Okay, here’s a breakdown of teh text, focusing on the core data and key takeaways. I’ll present it in a concise, summarized format.
Main Topic: A study analyzing the factors influencing the location of datacenters in the US.
Key Researchers: Tommy Pan Fang (Rice University) and Shane Greenstein (Harvard Business School).
Study Methodology: Large-scale statistical analysis using county-level data.
Key Findings:
* different Types, Different Needs: The location strategies differ between third-party providers (colocation/hosting) and hyperscale facilities.
* Third-Party Providers: Prefer urban areas due to proximity to customers (especially in finance), and prioritize low latency, security, and regulatory compliance.
* Hyperscale Facilities: Need reliable power, water, and robust network infrastructure. Areas like Northern Virginia, with existing network investment, are prime locations.
* Future Trend: A potential shift towards a hybrid model – large regional hubs combined with strategically placed colocation facilities.
* Economic and strategic Incentives: The study aims to clarify how these incentives drive datacenter location decisions for both policymakers and businesses.
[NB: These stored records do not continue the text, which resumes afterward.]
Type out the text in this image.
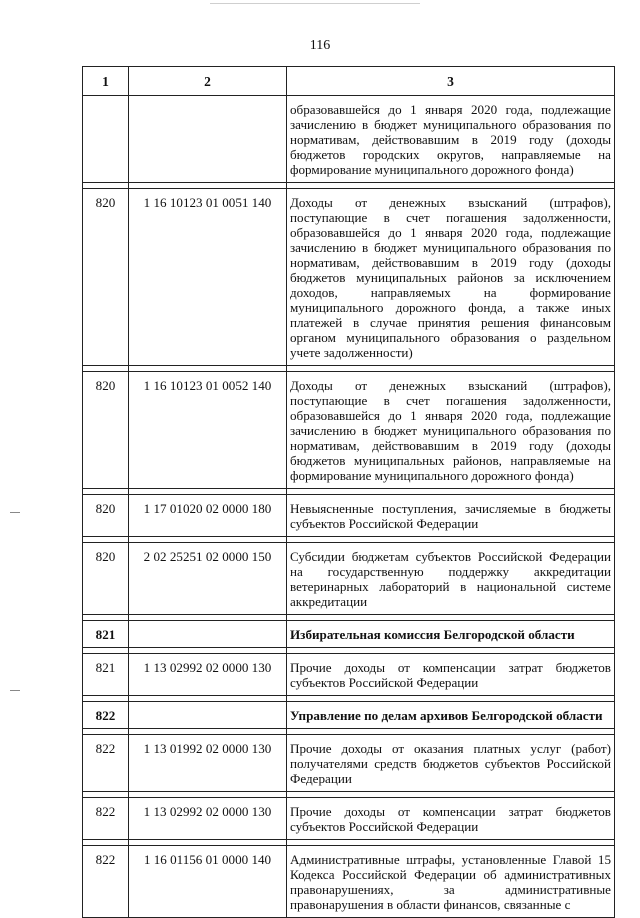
116
1	2	3
		образовавшейся до 1 января 2020 года, подлежащие зачислению в бюджет муниципального образования по нормативам, действовавшим в 2019 году (доходы бюджетов городских округов, направляемые на формирование муниципального дорожного фонда)

820	1 16 10123 01 0051 140	Доходы от денежных взысканий (штрафов), поступающие в счет погашения задолженности, образовавшейся до 1 января 2020 года, подлежащие зачислению в бюджет муниципального образования по нормативам, действовавшим в 2019 году (доходы бюджетов муниципальных районов за исключением доходов, направляемых на формирование муниципального дорожного фонда, а также иных платежей в случае принятия решения финансовым органом муниципального образования о раздельном учете задолженности)

820	1 16 10123 01 0052 140	Доходы от денежных взысканий (штрафов), поступающие в счет погашения задолженности, образовавшейся до 1 января 2020 года, подлежащие зачислению в бюджет муниципального образования по нормативам, действовавшим в 2019 году (доходы бюджетов муниципальных районов, направляемые на формирование муниципального дорожного фонда)

820	1 17 01020 02 0000 180	Невыясненные поступления, зачисляемые в бюджеты субъектов Российской Федерации

820	2 02 25251 02 0000 150	Субсидии бюджетам субъектов Российской Федерации на государственную поддержку аккредитации ветеринарных лабораторий в национальной системе аккредитации

821		Избирательная комиссия Белгородской области

821	1 13 02992 02 0000 130	Прочие доходы от компенсации затрат бюджетов субъектов Российской Федерации

822		Управление по делам архивов Белгородской области

822	1 13 01992 02 0000 130	Прочие доходы от оказания платных услуг (работ) получателями средств бюджетов субъектов Российской Федерации

822	1 13 02992 02 0000 130	Прочие доходы от компенсации затрат бюджетов субъектов Российской Федерации

822	1 16 01156 01 0000 140	Административные штрафы, установленные Главой 15 Кодекса Российской Федерации об административных правонарушениях, за административные правонарушения в области финансов, связанные с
In essence: The study highlights that datacenter location isn’t random. It’s driven by a complex interplay of economic factors (cost of operations), strategic needs (proximity to customers, network connectivity), and existing infrastructure. The type of datacenter (third-party vs. hyperscale) significantly influences these priorities.
note: The text includes several ad blocks (indicated by <noscript> tags and URLs starting with pubads.g.doubleclick.net). These are irrelevant to the content of the article itself and have been ignored in this summary.